Die RSA Chase, der „Gold Cup“ für den Nachwuchs, ging erneut an einen Außenseiter, 12-1 zahlte O'Faolains Boy (Rebecca Curtis/Barry Geraghty), der in einem ereignisreichen Rennen mit diversen Stürzen in einem erneut hauchdünnen Finish gegen den Mitfavoriten Smad Place (Alan King/Robert Thornton) und Morning Assembly (Pat Fahy/Davy Russell) die Oberhand behielt.

Nicky Henderson stellte seinen ersten Sieger des 2014er Meetings in Form von Whisper in einem mega-stark besetzen Coral Cup, als der von Sprinter Sacres Arbeitsreiter Nico de Boinville gerittene Wallach AP McCoy und Get Me out of Here in einer enorm knappen Ankunft auf Platz zwei verwies; noch wurde es nichts mit dem ersten Sieg des Champion-Jockeys.

Nach dem Ausfall von Sprinter Sacre hatte die Sprint-Division der Chaser in dieser Saison ganz im Zeichen des von Gary Moore trainierten Sire de Grugy gestanden, im Besitz einer Gemeinschaft, die sich Preston Family and Friends nennt.

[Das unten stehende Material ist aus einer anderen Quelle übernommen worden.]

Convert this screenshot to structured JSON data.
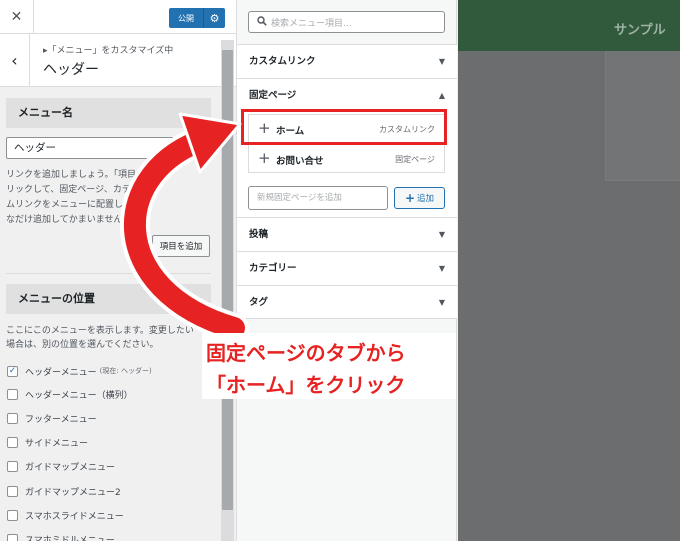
{
  "topbar": {
    "close_icon": "✕",
    "publish_label": "公開",
    "gear_icon": "⚙"
  },
  "section": {
    "back_icon": "‹",
    "breadcrumb": "▸「メニュー」をカスタマイズ中",
    "title": "ヘッダー"
  },
  "menu_name": {
    "heading": "メニュー名",
    "value": "ヘッダー",
    "help_lines": [
      "リンクを追加しましょう。「項目",
      "リックして、固定ページ、カテ",
      "ムリンクをメニューに配置し",
      "なだけ追加してかまいません。"
    ],
    "add_items_label": "項目を追加"
  },
  "menu_locations": {
    "heading": "メニューの位置",
    "desc_lines": [
      "ここにこのメニューを表示します。変更したい",
      "場合は、別の位置を選んでください。"
    ],
    "items": [
      {
        "label": "ヘッダーメニュー",
        "note": "(現在: ヘッダー)",
        "checked": true
      },
      {
        "label": "ヘッダーメニュー（横列）",
        "note": "",
        "checked": false
      },
      {
        "label": "フッターメニュー",
        "note": "",
        "checked": false
      },
      {
        "label": "サイドメニュー",
        "note": "",
        "checked": false
      },
      {
        "label": "ガイドマップメニュー",
        "note": "",
        "checked": false
      },
      {
        "label": "ガイドマップメニュー2",
        "note": "",
        "checked": false
      },
      {
        "label": "スマホスライドメニュー",
        "note": "",
        "checked": false
      },
      {
        "label": "スマホミドルメニュー",
        "note": "",
        "checked": false
      }
    ]
  },
  "add_panel": {
    "search_placeholder": "検索メニュー項目...",
    "custom_link": "カスタムリンク",
    "fixed_page": "固定ページ",
    "pages": [
      {
        "title": "ホーム",
        "type": "カスタムリンク"
      },
      {
        "title": "お問い合せ",
        "type": "固定ページ"
      }
    ],
    "new_page_placeholder": "新規固定ページを追加",
    "add_button": "追加",
    "posts": "投稿",
    "categories": "カテゴリー",
    "tags": "タグ",
    "arrow_down": "▼",
    "arrow_up": "▲",
    "plus": "+"
  },
  "preview": {
    "site_title": "サンプル"
  },
  "annotation": {
    "line1": "固定ページのタブから",
    "line2": "「ホーム」をクリック",
    "color": "#e62222"
  }
}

Dahinter verbirgt sich auch eine der Geschichten der Saison: „Vater“ Preston, ein lebenslanger Rennsport-Fan, der seine Söhne zu unzähligen Meetings geschleppt hatte und immer von einem eigenen Pferd träumte, hatte von diesen einiges Geld zu seinem 50. Geburtstag bekommen, mit der Auflage, es nur für ein Pferd oder den Anteil an einem solchen auszugeben. „Ich habe dann alle möglichen Trainer angerufen mit der Anfrage, dass ich ein Pferd kaufen möchte, sie (die Trainer) sich aber daran beteiligen sollten. Ich dachte, nur so kann ich sicher sein, dass sie das Pferd auch wirklich mögen und sich richtig bemühen. Aber nur ein Trainer hat nicht sofort aufgelegt, und das war Gary Moore.“ Moore, Vater der Jockeys RyanJamie und Joshua (Tochter Hayley reitet, ist Bahn-Kommentatorin und die Lebensgefährtin von Tom Queally) hatte ein Pferd – Sohn Jamie hatte es in Frankreich entdeckt - war bereit, ein Viertel zu behalten, und der Rest, wie man so schön sagt, ist Geschichte.

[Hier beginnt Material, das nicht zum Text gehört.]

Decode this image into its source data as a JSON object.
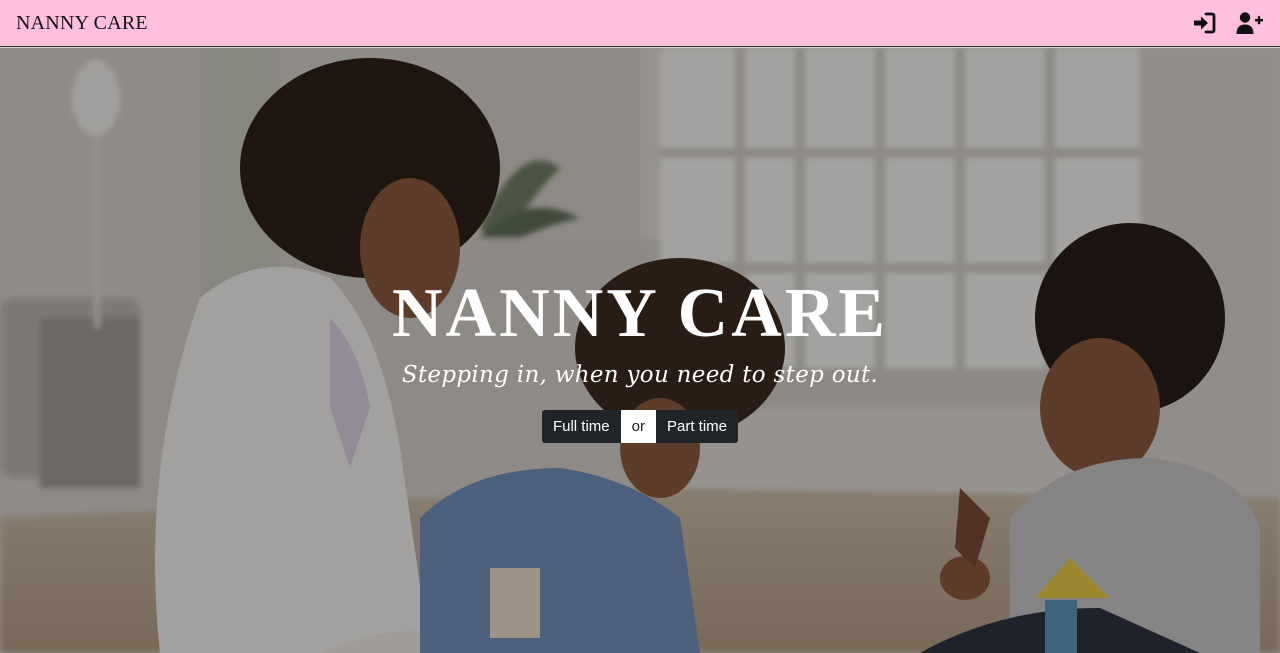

Sicherlich ist es ein glücklicher Umstand, dass Sprinter Sacre gesundheitsbedingt aussetzten muss, aber dies darf nicht von den Leistungen des mächtigen Fuchses in diesem Jahr ablenken: nach seinem mehr als deutlichen Erfolg in der Champion Chase nun beim vierten Start in Folge (und seinem dritten Grade 1-Erfolg) ungeschlagen, hatte der Wallach auch hier seine Zweifler (es stand noch kein Erfolg in Cheltenham zu Buche) und, wie Jamie hinterher bekannte: "Er hasste den Boden, er hasste die Bahn, er geht lieber rechts herum, und er hat trotzdem so gewonnen. Er bekommt einfach nicht die Anerkennung, die er verdient. Nach meiner Familie kommt er direkt an zweiter Stelle. Ich liebe ihn so sehr." Das tun sicher auch die so wunderbar enthusiastischen Besitzer, die in großer Anzahl den Führring belegten, mit Schals und Rosetten in Stallfarben ausgestatten, aufgeregt und sehr nervös vor dem Rennen und in überschwänglicher und ausgelassener Freude nach dem Rennen; ein „Zwerg“ mit einem einzigen Pferd im Training hatte es allen gezeigt, den Multimillionären mit ihren Armadas von Pferden, die inzwischen den Hindernissport so sehr prägen; und es war zweifelsohne der bisher emotionalste Moment des Festivals, als alle anderen Jockeys einen Spalier für Jamie und Sire de Grugy bildeten und das Team mit einem dreifachen Hurra zur Siegerehrung willkommen hießen. Selbst eingefleischte Rennbahnbesucher konnten sich nicht an solch eine Geste der Anerkennung erinnern, ein Zeichen, wie beliebt die Moores in Rennsport sind.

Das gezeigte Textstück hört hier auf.